東京国立近代美術館フィルムセンター。NFC。
チケットの半券には「NFC」と記載されている。
新藤兼人監督は94歳になった。いまでも現役である。
新藤兼人が脚本を書いた映画を見ていない日本人を数えるのは大変なことだろう。
それくらいたくさんの日本映画のシナリオを書いている。
200本以上を書き、40本以上を監督したとチラシに書かれている。
昨年、彼の自伝的半生を綴った著作「シナリオ人生」を興味深く読んだ。
シナリオライターとして京都の撮影所で現像の仕事をしながら、
少しずつ書き始めた経緯が記されている。
本映画は新藤兼人の監督デビュー作でもあり、
自分のシナリオライターとして駆け出しの頃をもとに作られた映画である。
実際、新藤は妻の久慈孝子を1943年に急性結核で亡くしている。
妻役の乙羽信子がいい。
彼女のまっすぐに夫を愛する姿が胸をうつ。
新藤役の宇野重吉が、最後の機会をもらい撮影所にシナリオを持っていき、
何とかかんとか採用される。
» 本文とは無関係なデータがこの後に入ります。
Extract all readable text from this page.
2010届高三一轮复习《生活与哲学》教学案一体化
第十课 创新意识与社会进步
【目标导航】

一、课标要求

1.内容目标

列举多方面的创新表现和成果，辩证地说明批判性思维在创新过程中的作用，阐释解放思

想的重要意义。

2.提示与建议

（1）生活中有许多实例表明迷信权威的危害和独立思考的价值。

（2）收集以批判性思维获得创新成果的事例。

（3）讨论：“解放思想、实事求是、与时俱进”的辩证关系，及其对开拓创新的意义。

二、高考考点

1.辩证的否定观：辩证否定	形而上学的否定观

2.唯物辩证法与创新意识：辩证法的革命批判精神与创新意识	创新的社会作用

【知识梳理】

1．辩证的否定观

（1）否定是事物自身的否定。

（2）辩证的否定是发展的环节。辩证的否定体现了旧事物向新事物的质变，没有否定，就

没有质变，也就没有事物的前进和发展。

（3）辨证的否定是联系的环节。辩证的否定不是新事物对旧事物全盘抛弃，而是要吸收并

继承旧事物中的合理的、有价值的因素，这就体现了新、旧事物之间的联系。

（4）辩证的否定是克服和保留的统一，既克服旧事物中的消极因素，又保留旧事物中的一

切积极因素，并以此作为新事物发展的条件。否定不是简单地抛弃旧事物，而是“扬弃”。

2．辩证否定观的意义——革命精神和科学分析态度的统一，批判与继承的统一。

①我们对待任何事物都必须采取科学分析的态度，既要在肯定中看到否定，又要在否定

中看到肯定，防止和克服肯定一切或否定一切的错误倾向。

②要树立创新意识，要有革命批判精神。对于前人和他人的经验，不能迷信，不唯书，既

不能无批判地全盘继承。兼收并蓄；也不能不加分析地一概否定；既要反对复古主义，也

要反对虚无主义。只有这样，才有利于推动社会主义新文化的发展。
2回目にして最後のチャンス。
帰ってきた夫は嬉しさのあまり、妻と相撲を取る。
上手投げで投げられる、乙羽。
しばらくの間起き上がらない乙羽。心配する、宇野。
妻は、「良かった、本当に良かった。」と畳に突っ伏して泣きながら笑っている。
撮影所で先生と呼ばれている人がいる。
溝口健二がモデルになっているのだろう。
その先生はシナリオのことで何度も何度も駄目だしをし、
書き直しを命ずる。宇野は懸命に書き直しに応ずる。
そして、最後には、先生の意見をそのまま直すことはしません。
僕は、僕なりに、命を削ってこのシナリオを書いています。
先生と僕との真剣勝負です。もう一度書き直させてください、と言わせる。
新藤兼人は映画監督ではなく、
シナリオライターこそが本来の彼が居る場所なのではないだろうか?
と強く感じさせる場面であった。
後年、彼のシナリオを実現化できない環境になってきたからこそ彼は、
監督業をやることになったのではないだろうか?
これはあくまで僕の推測である。